Alarming figures at popular music festival reignites pill testing debate


  • 14 drug overdoses at the Knockout Festival
  • Small fraction of festivalgoers used pill testing service

A 12-month pill testing trial in NSW has come under scrutiny after a popular music festival recently recorded more than a dozen drug overdoses.

About 60,000 music fans flocked to the Knockout Festival at Sydney Olympic Park last Saturday, where at least 14 suspected overdoses were reported.

NSW Health confirmed five attendees were rushed to hospital as ‘urgent medical transfers’ while another three were later admitted due to drug use at the event, the Daily Telegraph reported.

It comes just two years after Jason Lee, 26, and Edward Lui, 21, died in separate drug-related incidents at the Knockout Festival.

Pill testing was conducted at last Saturday’s event as part of the NSW government trial introduced last December. 

Just 319 of the 60,000 festivalgoers took advantage of the trial to check the substances inside the illicit drugs they had planned to take.
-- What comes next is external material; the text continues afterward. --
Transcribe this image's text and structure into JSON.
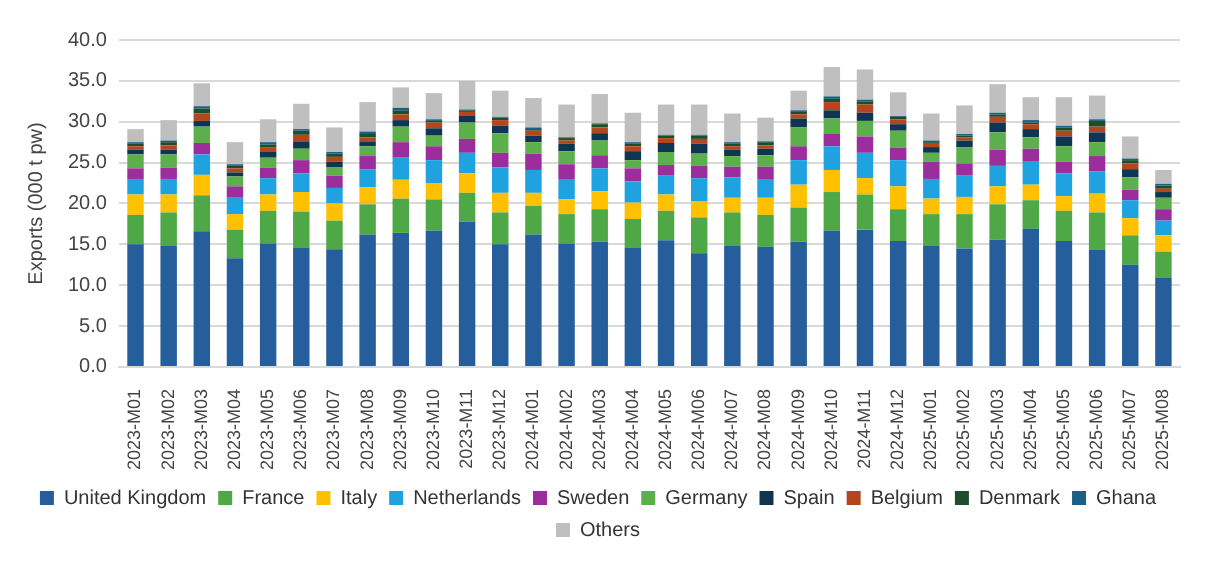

It has raised questions about whether the trial will continue into 2026 with NSW Opposition Leader Mark Speakman claiming there was ‘no evidence it saved lives’.

‘In fact it may encourage a false sense of security,’ he told the publication.

At least 14 suspected overdoses were reported at the Knockout Festival in Sydney Olympic Park last weekend

At least 14 suspected overdoses were reported at the Knockout Festival in Sydney Olympic Park last weekend

Questions have been raised about the NSW pill testing trial

Questions have been raised about the NSW pill testing trial

NSW Health Minister Ryan Park said that the trial gives health workers the opportunity to intervene before someone takes a drug.

‘It may be that an individual who intends to use an illicit substance will do so, irrespective of the warnings and intervention of health workers through the drug-checking initiative,’ he said. 

‘Ultimately, this trial is based on the reasoning that intervention from health workers through drug checking is preferable than no intervention at all.’

Queensland became the first Australian state to ban pill testing last month.

Trials continue in NSW and Victoria, while the ACT, the first Australian state/territory to trial drug checking will continue pill testing until June 2027.